# Excercises Electric Machinery Fundamentals

## Problem 2-18



In [1]:

%pylab inline




Populating the interactive namespace from numpy and matplotlib



### Description

A 10-kVA 480/120-V conventional transformer is to be used to supply power from a 600-V source to a 480-V load. Consider the transformer to be ideal, and assume that all insulation can handle 600 V.



In [2]:

Sw = 10e3  # [VA]
Vp = 600   # [V]

Vh = 480   # [V] which is also the load voltage
Vl = 120   # [V]



#### (a)

• Sketch the transformer connection that will do the required job.

#### (b)

• Find the kilovoltampere rating of the transformer in the configuration.

#### (c)

• Find the maximum primary and secondary currents under these conditions.

#### (d)

The transformer in Problem 2-18 is identical to the transformer in Problem 2-17, but there is a significant difference in the apparent power capability of the transformer in the two situations.

• Why?
• What does that say about the best circumstances in which to use an autotransformer?

### SOLUTION

#### (a)

For this configuration, the common winding must be the larger of the two windings.
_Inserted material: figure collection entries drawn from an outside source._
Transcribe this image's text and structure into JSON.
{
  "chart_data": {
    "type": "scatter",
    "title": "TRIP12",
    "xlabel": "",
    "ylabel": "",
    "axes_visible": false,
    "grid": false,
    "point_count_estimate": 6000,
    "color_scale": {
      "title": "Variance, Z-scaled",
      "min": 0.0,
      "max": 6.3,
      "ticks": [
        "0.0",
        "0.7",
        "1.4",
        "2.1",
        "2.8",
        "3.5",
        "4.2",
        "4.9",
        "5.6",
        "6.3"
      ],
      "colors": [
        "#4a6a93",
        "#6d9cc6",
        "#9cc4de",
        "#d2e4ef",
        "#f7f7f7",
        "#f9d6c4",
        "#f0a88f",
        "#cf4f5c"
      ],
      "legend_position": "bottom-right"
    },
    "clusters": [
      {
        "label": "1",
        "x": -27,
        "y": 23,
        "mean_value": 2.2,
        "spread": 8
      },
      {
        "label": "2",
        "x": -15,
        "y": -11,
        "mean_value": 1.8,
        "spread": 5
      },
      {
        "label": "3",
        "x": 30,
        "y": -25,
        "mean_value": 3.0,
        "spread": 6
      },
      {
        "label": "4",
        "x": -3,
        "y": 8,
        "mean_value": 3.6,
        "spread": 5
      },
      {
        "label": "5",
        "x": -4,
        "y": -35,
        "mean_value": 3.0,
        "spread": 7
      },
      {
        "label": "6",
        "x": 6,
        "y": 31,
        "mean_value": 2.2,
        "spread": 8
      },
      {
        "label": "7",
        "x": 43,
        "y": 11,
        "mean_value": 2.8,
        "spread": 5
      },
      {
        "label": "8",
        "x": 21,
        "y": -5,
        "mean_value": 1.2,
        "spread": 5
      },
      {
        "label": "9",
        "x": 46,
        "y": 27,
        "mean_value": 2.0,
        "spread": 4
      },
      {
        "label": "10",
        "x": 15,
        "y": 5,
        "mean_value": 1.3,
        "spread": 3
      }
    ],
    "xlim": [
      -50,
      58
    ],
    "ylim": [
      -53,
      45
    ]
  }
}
The transformer connection is shown below:

#### (b)

The kVA rating of the autotransformer can be found from the equation:

$$S_{IO} = \frac{N_{SE} + N_C}{N_{SE}}S_W = \frac{N_{SE} + 4N_{SE}}{N_{SE}}S_W$$


In [3]:

n = Vh/Vl  # = Nc/Nse
n




Out[3]:

4.0




In [4]:

Sio = (1 + n)/1 * Sw
print('''
Sio = {:.1f} kVA
==============
'''.format(Sio/1000))




Sio = 50.0 kVA
==============



#### (c)

The maximum primary current for this configuration will be:

$$I_P = \frac{S}{V_P}$$


In [5]:

Ip = Sio/Vp
print('''
Ip = {:.1f} A
===========
'''.format(Ip))




Ip = 83.3 A
===========



and the maximum secondary current is:

$$I_S = \frac{S}{V_S}$$


In [6]:

Is = Sio/Vh
print('''
s = {:.0f} A
=========
'''.format(Is))




s = 104 A
=========



#### (d)

Note that the apparent power handling capability of the autotransformer is much higher when there is only a small difference between primary and secondary voltages. Autotransformers are normally only used when there is a small difference between the two voltage levels.